File photo by THE ASSOCIATED PRESS Then National Security Adviser Michael Flynn speaks during the daily news briefing at the White House, in Washington.

Whistleblower: Flynn texts broached nuclear plan, sanctions

WASHINGTON — As Donald Trump delivered his presidential inaugural address last January, his national security adviser Michael Flynn told a former business associate in text messages that a private plan to build nuclear reactors in the Mideast was “good to go” and that U.S. sanctions hobbling the plan would soon be “ripped up,” a whistleblower told congressional investigators.

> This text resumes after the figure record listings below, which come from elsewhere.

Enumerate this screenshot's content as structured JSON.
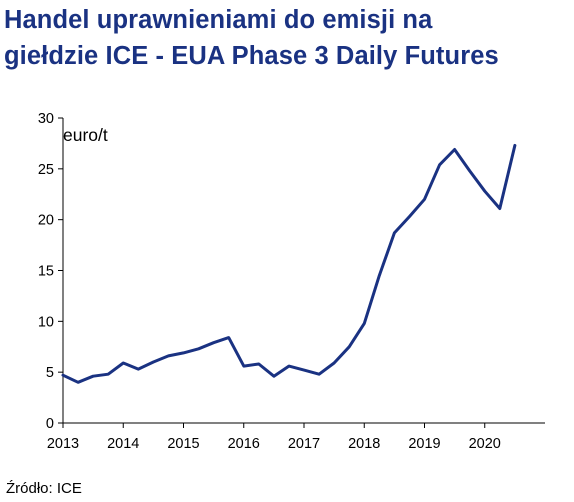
{
  "title_lines": [
    "Handel uprawnieniami do emisji na",
    "giełdzie ICE - EUA Phase 3 Daily Futures"
  ],
  "source_text": "Źródło: ICE",
  "colors": {
    "title": "#1a3282",
    "line": "#1a3282",
    "axis": "#000000"
  },
  "chart_data": {
    "type": "line",
    "title": "Handel uprawnieniami do emisji na giełdzie ICE - EUA Phase 3 Daily Futures",
    "ylabel": "euro/t",
    "xlabel": "",
    "x_ticks": [
      "2013",
      "2014",
      "2015",
      "2016",
      "2017",
      "2018",
      "2019",
      "2020"
    ],
    "y_ticks": [
      0,
      5,
      10,
      15,
      20,
      25,
      30
    ],
    "xlim": [
      2013,
      2021.0
    ],
    "ylim": [
      0,
      30
    ],
    "grid": false,
    "series": [
      {
        "name": "",
        "x": [
          2013.0,
          2013.25,
          2013.5,
          2013.75,
          2014.0,
          2014.25,
          2014.5,
          2014.75,
          2015.0,
          2015.25,
          2015.5,
          2015.75,
          2016.0,
          2016.25,
          2016.5,
          2016.75,
          2017.0,
          2017.25,
          2017.5,
          2017.75,
          2018.0,
          2018.25,
          2018.5,
          2018.75,
          2019.0,
          2019.25,
          2019.5,
          2019.75,
          2020.0,
          2020.25,
          2020.5
        ],
        "y": [
          4.7,
          4.0,
          4.6,
          4.8,
          5.9,
          5.3,
          6.0,
          6.6,
          6.9,
          7.3,
          7.9,
          8.4,
          5.6,
          5.8,
          4.6,
          5.6,
          5.2,
          4.8,
          5.9,
          7.5,
          9.8,
          14.5,
          18.7,
          20.3,
          22.0,
          25.4,
          26.9,
          24.8,
          22.8,
          21.1,
          27.3
        ]
      }
    ]
  }
}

The witness did not specify which sanctions Flynn was referring to in his texts. But the nuclear project that Flynn and his business associate had worked on together was stymied by U.S. financial sanctions on Russia.

The witness’s account, made public Wednesday by the ranking Democrat on the House oversight committee, raises new concerns about the extent to which Flynn may have blurred his private and public interests during his brief stint inside the White House.

Trump fired Flynn in February, saying he had misled Vice-President Mike Pence and others about his contacts with Russia’s ambassador to the U.S. Flynn, a retired U.S. Army lieutenant general, pleaded guilty in federal court last week to one count of making false statements to the FBI and is now a co-operating witness in special counsel Robert Mueller’s probe into possible co-ordination between Trump’s campaign and Russian intermediaries during the 2016 election.

Maryland Rep. Elijah Cummings, the ranking Democrat on the Committee on Oversight and Government Reform, said Wednesday the whistleblower’s allegations raise concerns that Flynn improperly aided the nuclear project after joining the White House as one of Trump’s top national security officials. The project has yet to get off the ground.

Cummings detailed the whistleblower’s allegations in a letter to committee chairman Trey Gowdy, R-S.C., and urged Gowdy to authorize subpoenas to Flynn and his business associates to learn more about his efforts.

In a reply late Wednesday, Gowdy said he had shared Cummings’ letter with Rep. Michael Conaway, R-Texas, and Rep. Adam Schiff, D-Calif., the chairman and ranking Democrat heading the House intelligence committee inquiry into Russian involvement in the 2016 election. Gowdy spurned Cummings’ request for subpoenas, echoing his replies to previous Cummings subpoena requests.

“If you have evidence of a crime, you should provide it to the Special Counsel immediately,” Gowdy wrote.

Flynn had been a paid consultant for the venture before he joined the Trump campaign last year. The plan, backed by a group of investors, nuclear power adherents and former U.S. military officers, was to construct dozens of nuclear reactors across the Mideast with aid from Russian and other international private interests.

House Democrats noted that a federal ethics law requires White House officials to refrain for a year from dealing with any outside interests they had previously worked with on private business.

“Our committee has credible allegations that President Trump’s national security adviser sought to manipulate the course of international nuclear policy for the financial gain of his former business partners,” Cummings said.

The whistleblower told House Democrats that while Trump spoke in January, Flynn texted from the Capitol steps to Alex Copson, the managing director of ACU Strategic Partners and the nuclear project’s main promoter. The whistleblower, whose identity was not revealed in Cummings’ letter, said that during a conversation, Copson described his messages with Flynn and briefly flashed one of the texts, which appeared to have been sent 10 minutes after Trump was sworn in as president.

“Mike has been putting everything in place for us,” Copson said, according to the whistleblower. Copson added that “this is going to make a lot of very wealthy people.” The whistleblower also said that Copson intimated that Flynn would ensure that U.S. financial sanctions hobbling the nuclear project were going to be “ripped up,” allowing investment money to start flowing into the project.

Attorneys for Flynn and Copson did not immediately return email and phone requests for comment. White House lawyer Ty Cobb declined to comment on the allegation.

In Flynn’s plea agreement last week, prosecutors said he lied to FBI agents about his discussions on sanctions against Russia with Russian Ambassador Sergey Kislyak during the presidential transition.

Copson had promoted a succession of nuclear projects designed to include Russian participation dating back to the 1990s. In an earlier note to the committee, Copson said his firm had provided Flynn with a $25,000 check — left uncashed — and paid for Flynn’s June 2015 trip to the Mideast as a security consultant for the project.

Flynn’s financial disclosure did not cite those payments, but he did report that until December 2016, he worked as an adviser to two other companies that partnered with Copson’s firm. That consortium, X-Co Dynamics Inc. and Iron Bridge Group, initially worked with ACU but later pushed a separate nuclear proposal for the Mideast.